Monday, November 1, 2010

The Divine - Human Relationship - putting things in the right perspective

I am reading Bruce Ware's God's Greater Glory: The Exulted God of Scripture and the Christian Faith for my Systematic Theology I class. In my reading today, I came across a paragraph that puts our relationship with God truly in perspective. This should do nothing but humble us:

Understanding rightly our relationship with God must begin with the supremacy, the superiority, the sovereignty, and the self-sufficiency of God. Our urge to have a relationship with God just like we do with a good friend falters right here! Like it or not (and, by the way, by God's grace we should and shall like it if we do not now), this is not a relationship among equals, nor is it even a relationship with one older and wiser than myself.

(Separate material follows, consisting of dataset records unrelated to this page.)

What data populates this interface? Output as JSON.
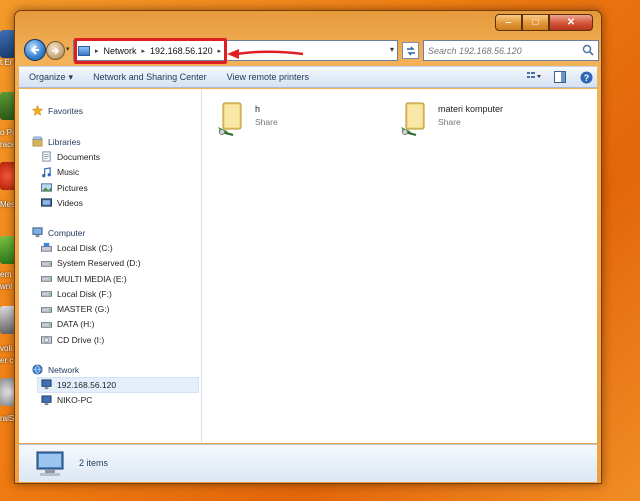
{
  "window": {
    "caption": {
      "minimize": "–",
      "maximize": "□",
      "close": "✕"
    }
  },
  "address": {
    "segments": [
      "Network",
      "192.168.56.120"
    ],
    "separator": "▸"
  },
  "search": {
    "placeholder": "Search 192.168.56.120"
  },
  "command_bar": {
    "organize": "Organize",
    "organize_arrow": "▾",
    "network_center": "Network and Sharing Center",
    "view_printers": "View remote printers"
  },
  "nav": {
    "favorites": "Favorites",
    "libraries": {
      "label": "Libraries",
      "items": [
        "Documents",
        "Music",
        "Pictures",
        "Videos"
      ]
    },
    "computer": {
      "label": "Computer",
      "drives": [
        "Local Disk (C:)",
        "System Reserved (D:)",
        "MULTI MEDIA (E:)",
        "Local Disk (F:)",
        "MASTER (G:)",
        "DATA (H:)",
        "CD Drive (I:)"
      ]
    },
    "network": {
      "label": "Network",
      "items": [
        "192.168.56.120",
        "NIKO-PC"
      ],
      "selected": "192.168.56.120"
    }
  },
  "files": [
    {
      "name": "h",
      "type": "Share"
    },
    {
      "name": "materi komputer",
      "type": "Share"
    }
  ],
  "details": {
    "count": "2 items"
  },
  "desktop": {
    "labels": [
      "t Er",
      "o Pa",
      "race",
      "Mesi",
      "ern",
      "wnl",
      "voli",
      "er c",
      "ralS"
    ]
  },
  "colors": {
    "accent_red": "#e02020",
    "desktop_orange": "#f07d12"
  },
  "icons": [
    "back-arrow-icon",
    "forward-arrow-icon",
    "network-icon",
    "refresh-icon",
    "search-icon",
    "star-icon",
    "library-icon",
    "computer-icon",
    "drive-icon",
    "folder-share-icon"
  ]
}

Rather, this relationship is radically unlike any human relationship, and one for which no explanation exists on the human level. Why would the divine partner in this relationship care to be in relationship with another? For in this relationship, one Member of the relationship knows absolutely everything (and this is not a hyperbolic expression in this case), and the other knows far less than he thinks. One Member has perfect foresight and knows every detail of what the future holds, and the other has difficulty knowing where to lay hands on his keys before he heads to the car. One Member has such perfect wisdom, insight, and discernment that there never has been a time in his entire history (a long one at that!) that his plans have proved misguided or his judgment has been askew, while the other member of the relationship through himself wise once when he figure out a clever shortcut to take, until he ended up on a long dead-end road! One Member possesses every quality or perfection in his being both infinitely and intrinsically, while the other possesses only a miniscule amount and only then because any and all of it has been graciously given to hin by the One who has it all! One Member cannot make a rock bigger than he can lift, because his power to do anything he chooses simply cannot be limited, while the other has difficulty most mornings making it out of bed, much less getting in his coffee and devotions and morning run. One Member is absolutely honest, completely trustworthy, never breaks a promise, always keeps his word, is always on (his) time, and always does his work exactly right, every time, while the other...well, let's just say that they other doesn't fare well here. (Bruce Ware, God's Greater Glory, 164.)